ADASU Genel Müdürü Rüstem Keleş NTV'nin canlı yayın konuğu oldu.........

ADASU Genel Müdürü Rüstem Keleş ise, Sapanca Gölü’nün dünyadaki ender içme suyu kaynaklarından biri olduğunu söyledi. Gölün koruması için yapılan çalışmalardan bahseden Rüstem Keleş, “2003 yılında Sapanca Havza ilan edildi. 1980 yılından itibaren Sapanca Gölü’nün korunmasında gerekli önlemler alınmaya başladı. Maşukiye, Hikmetiye gibi bölgelerin yer aldığı gölün güney bölümünü tamamıyla kolektörle kuşatıldı. Kuzey Kuşaklama kolektörünün yapılması kararında Çevre ve Orman Bakanımız Veysel Eroğlu’nun desteği oldu.

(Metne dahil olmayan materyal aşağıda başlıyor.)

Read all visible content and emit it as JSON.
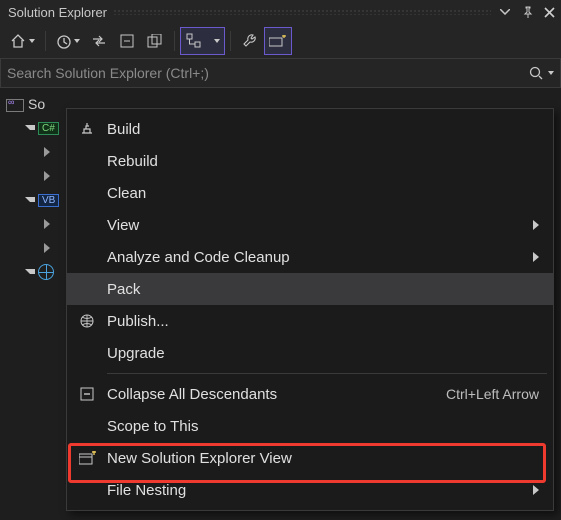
{
  "header": {
    "title": "Solution Explorer"
  },
  "search": {
    "placeholder": "Search Solution Explorer (Ctrl+;)"
  },
  "tree": {
    "solution_prefix": "So",
    "cs_badge": "C#",
    "vb_badge": "VB"
  },
  "context_menu": {
    "items": [
      {
        "label": "Build",
        "icon": "build-icon",
        "submenu": false
      },
      {
        "label": "Rebuild",
        "icon": "",
        "submenu": false
      },
      {
        "label": "Clean",
        "icon": "",
        "submenu": false
      },
      {
        "label": "View",
        "icon": "",
        "submenu": true
      },
      {
        "label": "Analyze and Code Cleanup",
        "icon": "",
        "submenu": true
      },
      {
        "label": "Pack",
        "icon": "",
        "submenu": false,
        "hovered": true
      },
      {
        "label": "Publish...",
        "icon": "publish-icon",
        "submenu": false
      },
      {
        "label": "Upgrade",
        "icon": "",
        "submenu": false
      },
      {
        "sep": true
      },
      {
        "label": "Collapse All Descendants",
        "icon": "collapse-icon",
        "submenu": false,
        "shortcut": "Ctrl+Left Arrow"
      },
      {
        "label": "Scope to This",
        "icon": "",
        "submenu": false
      },
      {
        "label": "New Solution Explorer View",
        "icon": "new-view-icon",
        "submenu": false,
        "highlighted": true
      },
      {
        "label": "File Nesting",
        "icon": "",
        "submenu": true
      }
    ]
  }
}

Kısa zaman içinde başlatılan Kuzey kuşaklama kolektörünün yüzde 80’ini tamamlanmış durumda. Gölün evsel ve çevresel atıklardan korunması için ADASU olarak gerekli önlemleri alıyoruz. Kaçak yapılaşmayı önlüyoruz. TÜBİTAK ve ADASU olarak ortak bir proje üretiyoruz. En önemli sorun su bütçesinin koruması ve kaynak sularının etkin kullanılması. Sapanca Gölü’nün her açıdan korunabilmesi için göl yönetimin tek bir kurumda toplanması gerekiyor” dedi.

 

Su kalitesinde düzelme var
Programa telefonla bağlanan İstanbul Üniversitesi Su Ürünleri Fakültesi Öğretim Görevlisi Meriç Albay da, Sapanca Gölü’nün iki büyük metropol arasında olmasının büyük bir şansızlık olduğunu söyledi. Meriç Albay, “İstanbul ve Sakarya gibi iki büyük metropol arasında olan gölün korunması diğer kaynaklara oranla daha zor oluyor. Çevresel etkenlerle su kalitesi bozuluyor. 1990 yılında gölün kıpkırmızı olduğunu gördük. Gölün tamamında alg patlamasından dolayı gölün su kalitesi bozulmuş. Son 5 yılda ise su kalitesinde bir düzelme var. Bunda ADASU’nun çalışmalarının etken olduğunu düşünüyorum. Bir de gölden su çeken 10’un üzerinde su fabrikasının olması da gölü olumsuz etkiliyor” diye konuştu.